Which was that a cargo of ethyl alcohol discharged from a ship called the Med Runner had been released from the port of Poti to a bunch of gangsters against production of false documents. If it had been that alone it would have been just another case for me, but it had become a whole lot more complicated when the Caledonian Marine Mutual P&I Association had, in its infinite wisdom, sent a rookie case-handler to Poti to deal with it. And the case-handler had failed to report back.
Grant Douglas was Chief Executive of the CMM, and he didn’t phone often. The P&I Club, as such mutuals were known, offered shipowners protection and indemnity cover against third-party liabilities including claims for loss of cargo. As their correspondent in the East Med I didn’t show up on Grant’s radar much, but this was different and I sensed the anxiety in his normally urbane New England manner.
Why the hell did you send her, I’d asked. Surely he knew that pretty much all trade involving alcohol in these parts was controlled by violent criminal gangs?
‘I made a judgement, Gus. That line’s been trading in and out of Poti for a couple of years now and this is the first trouble they’ve had.’
‘Sure, Grant, the Caucasus where as we all know business is conducted to the highest ethical standards and if you have a complaint you simply report it to the relevant authority on the requisite form and they will see to it straightaway.’
‘Your sarcasm can be tiring.
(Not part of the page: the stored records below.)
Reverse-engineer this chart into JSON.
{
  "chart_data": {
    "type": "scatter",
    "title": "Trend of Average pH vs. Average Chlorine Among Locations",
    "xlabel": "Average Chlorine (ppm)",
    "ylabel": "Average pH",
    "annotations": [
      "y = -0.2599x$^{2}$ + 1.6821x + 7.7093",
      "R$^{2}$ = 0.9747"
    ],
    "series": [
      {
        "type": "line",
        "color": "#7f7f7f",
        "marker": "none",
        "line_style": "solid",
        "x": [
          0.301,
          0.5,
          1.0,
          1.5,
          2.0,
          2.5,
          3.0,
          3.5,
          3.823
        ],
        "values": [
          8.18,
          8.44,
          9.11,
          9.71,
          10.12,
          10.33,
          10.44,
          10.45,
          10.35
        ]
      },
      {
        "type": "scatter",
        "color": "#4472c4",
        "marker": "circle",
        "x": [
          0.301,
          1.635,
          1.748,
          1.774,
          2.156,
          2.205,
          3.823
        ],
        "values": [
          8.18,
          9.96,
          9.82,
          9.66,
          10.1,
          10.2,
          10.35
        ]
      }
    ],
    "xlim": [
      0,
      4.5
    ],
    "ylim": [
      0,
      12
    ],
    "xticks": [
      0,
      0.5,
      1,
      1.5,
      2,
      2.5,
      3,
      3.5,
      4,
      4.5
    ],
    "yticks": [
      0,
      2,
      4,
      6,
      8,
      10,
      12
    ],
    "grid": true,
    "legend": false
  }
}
I know what these pla
ces are like but Claire was persuasive and finally we agreed it would be good experience for her to go.
‘And anyway, these people must learn what it means to follow the rule of law if they want to do business with the West.’
I laughed. ‘Really? I’ll be sure to tell them that.’
Claire Scott was in her mid-twenties and considered a rising star in the CMM. For all I knew, she’d never been beyond the French Riviera, never mind to Georgia which, when all this blew up, was not the kind of place to send anyone on their first case.
Grant was unrepentant. ‘We briefed her thoroughly. She knew she was to investigate the release of the cargo against fraudulent bills of lading, and no more than that. We made it clear to her that chasing down the crooks was not part of the brief. She knows the Club Rules as well as you and I do.’
‘The shippers claimed against the line who, in this case are the ship’s charterers. They passed it on to the owners who’ve passed it on to us. We’ll negotiate with cargo underwriters and settle on the best terms we can manage, provided we’re satisfied the master or his agent weren’t complicit or negligent in releasing the cargo to the wrong consignee. You know how it works.’
He paused again. Then his voice hardened. ‘Just go and get her out of there will you?’
And so it was that we were rattling along the road to Poti. Levan knew how these cases worked as well as Grant Douglas and I did – that Claire Scott’s job had been to ascertain with reasonable certainty what had happened to the cargo, not to play cops and robbers. He’d taken her down this same road and left her in Poti just a week earlier, since when no one had heard a word from her.